Le regard médiatique et politique s’est récemment porté sur les inégalités sociales face à la question environnementale, en se fixant sur les usages des jets privés. Pourtant, plusieurs travaux sociologiques ont souligné que ce sont sur les classes populaires que les injonctions à écologiser les modes de vie pèsent le plus lourd. Depuis une dizaine d’années, les sciences sociales ont ainsi montré que les classes populaires sont à la fois celles qui contribuent le moins aux pollutions, qui en souffrent le plus et qui sont les plus distantes des discours politiques sur l’écologie. Plus grande distance aux discours vaut-elle indifférence ? Dans un récent article publié en 2021 dans Sociétés contemporaines, Jean-Baptiste Comby et Hadrien Malier s’appuient sur ces résultats désormais fermement établis pour étudier finement la consistance des liens que les classes populaires entretiennent avec les enjeux écologiques.

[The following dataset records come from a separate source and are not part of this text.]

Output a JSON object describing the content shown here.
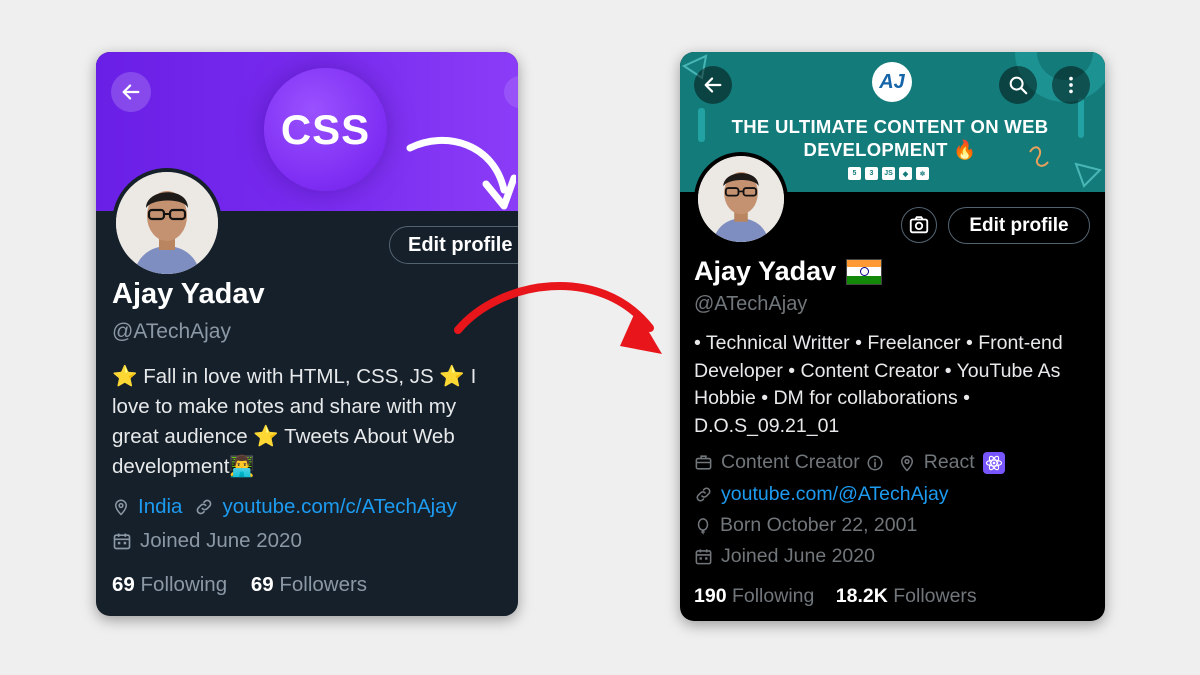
{
  "colors": {
    "background": "#efefef",
    "left_card_bg": "#15202b",
    "left_banner": "#7a2cf0",
    "right_card_bg": "#000000",
    "right_banner": "#147b7b",
    "link": "#1d9bf0",
    "connector_arrow": "#e8151b"
  },
  "left_profile": {
    "banner_badge": "CSS",
    "edit_button": "Edit profile",
    "name": "Ajay Yadav",
    "handle": "@ATechAjay",
    "bio": "⭐ Fall in love with HTML, CSS, JS ⭐ I love to make notes and share with my great audience ⭐ Tweets About Web development👨‍💻",
    "location": "India",
    "website": "youtube.com/c/ATechAjay",
    "joined": "Joined June 2020",
    "following_count": "69",
    "following_label": "Following",
    "followers_count": "69",
    "followers_label": "Followers",
    "icons": [
      "back-arrow-icon",
      "location-pin-icon",
      "link-icon",
      "calendar-icon"
    ]
  },
  "right_profile": {
    "banner_logo": "AJ",
    "banner_headline": "THE ULTIMATE CONTENT ON WEB DEVELOPMENT 🔥",
    "banner_tech_icons": [
      "5",
      "3",
      "JS",
      "◆",
      "⚛"
    ],
    "edit_button": "Edit profile",
    "name": "Ajay Yadav",
    "flag": "india-flag",
    "handle": "@ATechAjay",
    "bio": "• Technical Writter • Freelancer • Front-end Developer • Content Creator • YouTube As Hobbie • DM for collaborations • D.O.S_09.21_01",
    "category": "Content Creator",
    "location": "React",
    "website": "youtube.com/@ATechAjay",
    "born": "Born October 22, 2001",
    "joined": "Joined June 2020",
    "following_count": "190",
    "following_label": "Following",
    "followers_count": "18.2K",
    "followers_label": "Followers",
    "icons": [
      "back-arrow-icon",
      "search-icon",
      "more-vertical-icon",
      "camera-icon",
      "briefcase-icon",
      "info-icon",
      "location-pin-icon",
      "react-atom-icon",
      "link-icon",
      "balloon-icon",
      "calendar-icon"
    ]
  }
}
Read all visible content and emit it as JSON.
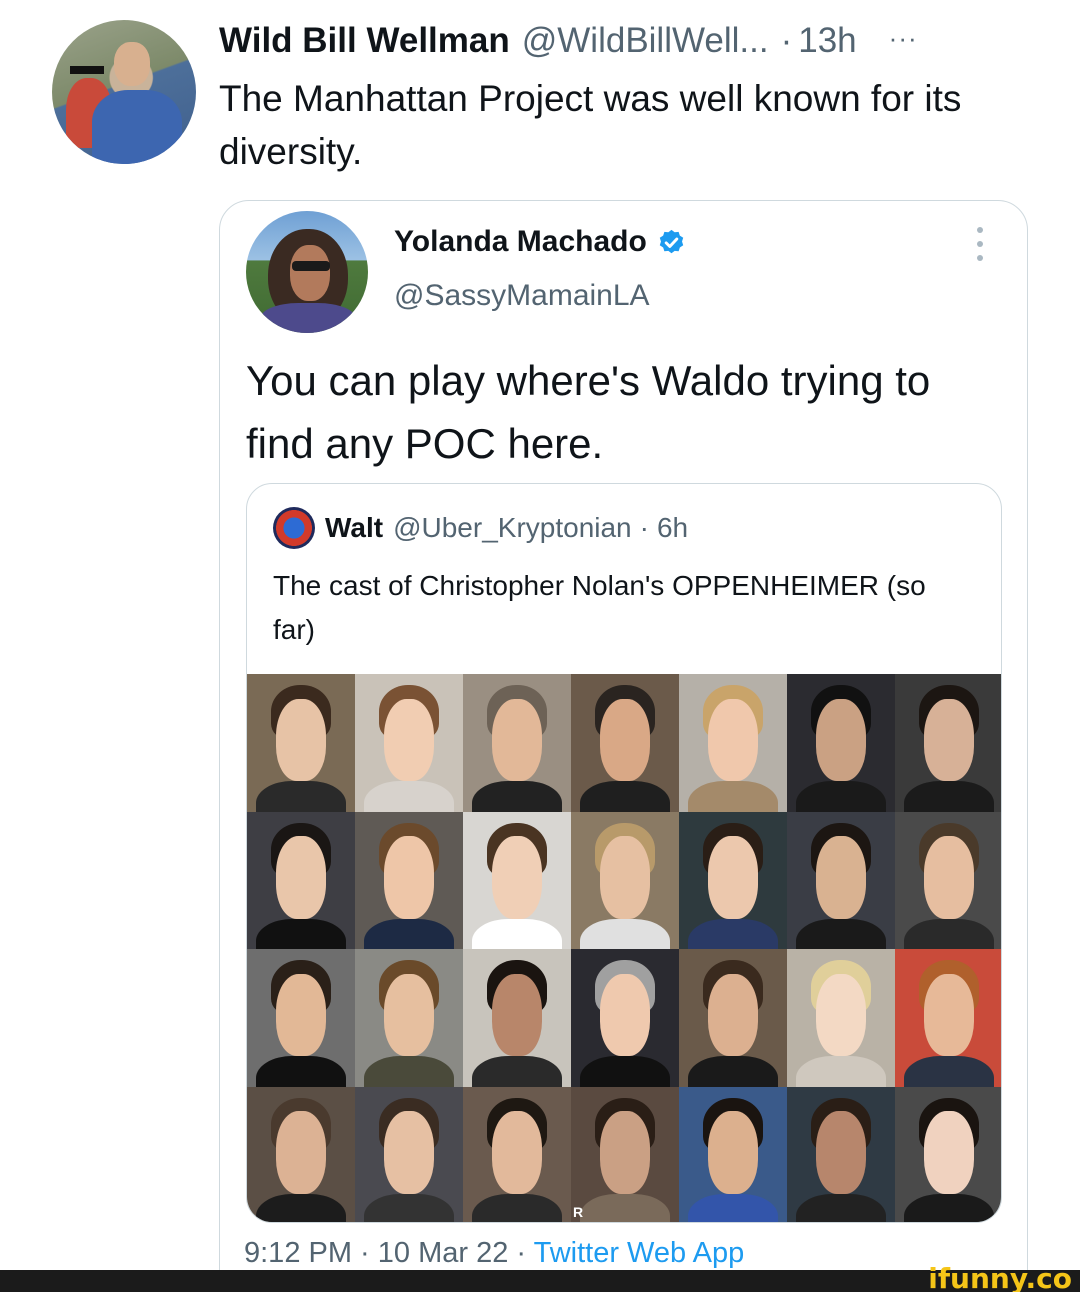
{
  "outer_tweet": {
    "display_name": "Wild Bill Wellman",
    "handle": "@WildBillWell...",
    "separator": "·",
    "time_ago": "13h",
    "more_label": "···",
    "text": "The Manhattan Project was well known for its diversity."
  },
  "embedded_tweet": {
    "display_name": "Yolanda Machado",
    "handle": "@SassyMamainLA",
    "verified": true,
    "text": "You can play where's Waldo trying to find any POC here.",
    "footer": {
      "time": "9:12 PM · 10 Mar 22 · ",
      "source": "Twitter Web App"
    }
  },
  "quoted_tweet": {
    "display_name": "Walt",
    "handle": "@Uber_Kryptonian",
    "separator": "·",
    "time_ago": "6h",
    "text": "The cast of Christopher Nolan's OPPENHEIMER (so far)",
    "photo_badge": "R"
  },
  "watermark": "ifunny.co",
  "colors": {
    "muted": "#536471",
    "link": "#1d9bf0",
    "border": "#cfd9de",
    "verified": "#1d9bf0"
  },
  "icons": {
    "verified": "verified-badge-icon",
    "more": "more-horizontal-icon",
    "kebab": "more-vertical-icon"
  }
}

Les sociologues croisent deux enquêtes portant sur la réception par des membres des classes populaires des injonctions à la conversion écologique de leurs pratiques quotidiennes – mot d’ordre principal des politiques publiques de protection de l’environnement depuis de nombreuses années. Ils soulignent la centralité du réalisme populaire face à cette tentative de moralisation de leur conduite. Ils déclarent volontiers mettre à distance des idées abstraites, pour, comme l’écrivait Richard Hoggart au sujet des classes populaires anglaises des années 1950, « ne pas oublier “le monde des réalités”, celui du travail et des dettes ».
Dans le cas de la question environnementale, cela se traduit par une conscience souvent aiguë des enjeux, mais toujours en les réinscrivant dans les aspects très concrets du quotidien marqués par la contrainte matérielle.

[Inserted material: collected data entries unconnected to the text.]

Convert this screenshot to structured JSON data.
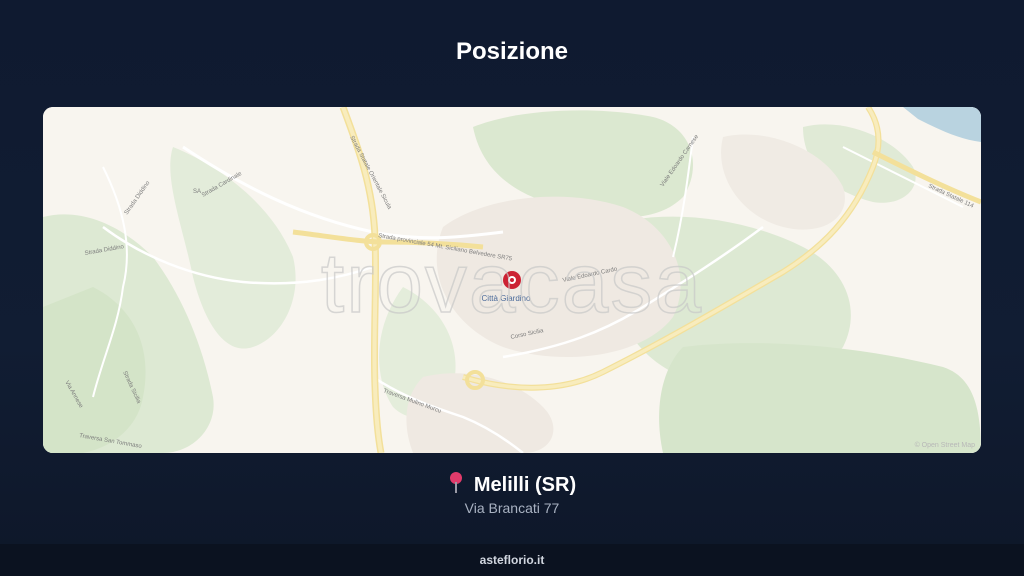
{
  "header": {
    "title": "Posizione"
  },
  "map": {
    "watermark": "trovacasa",
    "marker_label": "Città Giardino",
    "attribution": "© Open Street Map",
    "street_labels": {
      "strada_statale_orientale_sicula": "Strada Statale Orientale Sicula",
      "strada_provinciale": "Strada provinciale 54 Mt. Siciliano Belvedere SR75",
      "strada_diddino": "Strada Diddino",
      "strada_diddino_2": "Strada Diddino",
      "strada_cardinale": "Strada Cardinale",
      "viale_edoardo": "Viale Edoardo Cardo",
      "viale_edoardo_2": "Viale Edoardo Carnese",
      "corso_sicilia": "Corso Sicilia",
      "strada_statale_114": "Strada Statale 114",
      "traversa_mulino": "Traversa Mulino Murcu",
      "traversa_san_tommaso": "Traversa San Tommaso",
      "via_annese": "Via Annese",
      "ss_sa": "SA",
      "strada_sicilia": "Strada Sicilia"
    },
    "colors": {
      "park": "#dce8d2",
      "road_major": "#f6e7a6",
      "road_minor": "#ffffff",
      "land": "#f8f5ef",
      "water": "#b9d3e0",
      "marker": "#cc2233"
    }
  },
  "location": {
    "name": "Melilli (SR)",
    "address": "Via Brancati 77",
    "pin_icon": "map-pin-icon",
    "pin_color": "#e23b6b"
  },
  "footer": {
    "site": "asteflorio.it"
  }
}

« Un sentiment d’impuissance teinté de fatalisme »
Ce réalisme est à la fois pratique et moral. Pratique, car écologiser ses pratiques quotidiennes apparaît comme une charge, à la fois organisationnelle et financière, souvent incompatible avec un quotidien déjà très contraint. Cela ne veut pas pour autant dire que les enquêtés n’auraient aucune pratique écologiquement responsable.
Jean-Baptiste Comby et Hadrien Malier insistent cependant sur le fait que leurs pratiques en elles-mêmes économes en énergie et en ressources naturelles (covoiturage, usage stratégique des heures creuses pour l’électricité, réparation, recyclage, achat d’occasion) sont justifiées par la nécessité matérielle, et non par des formes de valorisation écologique – les politiques publiques de responsabilisation environnementale ne valorisant pas non plus ces pratiques avant tout populaires.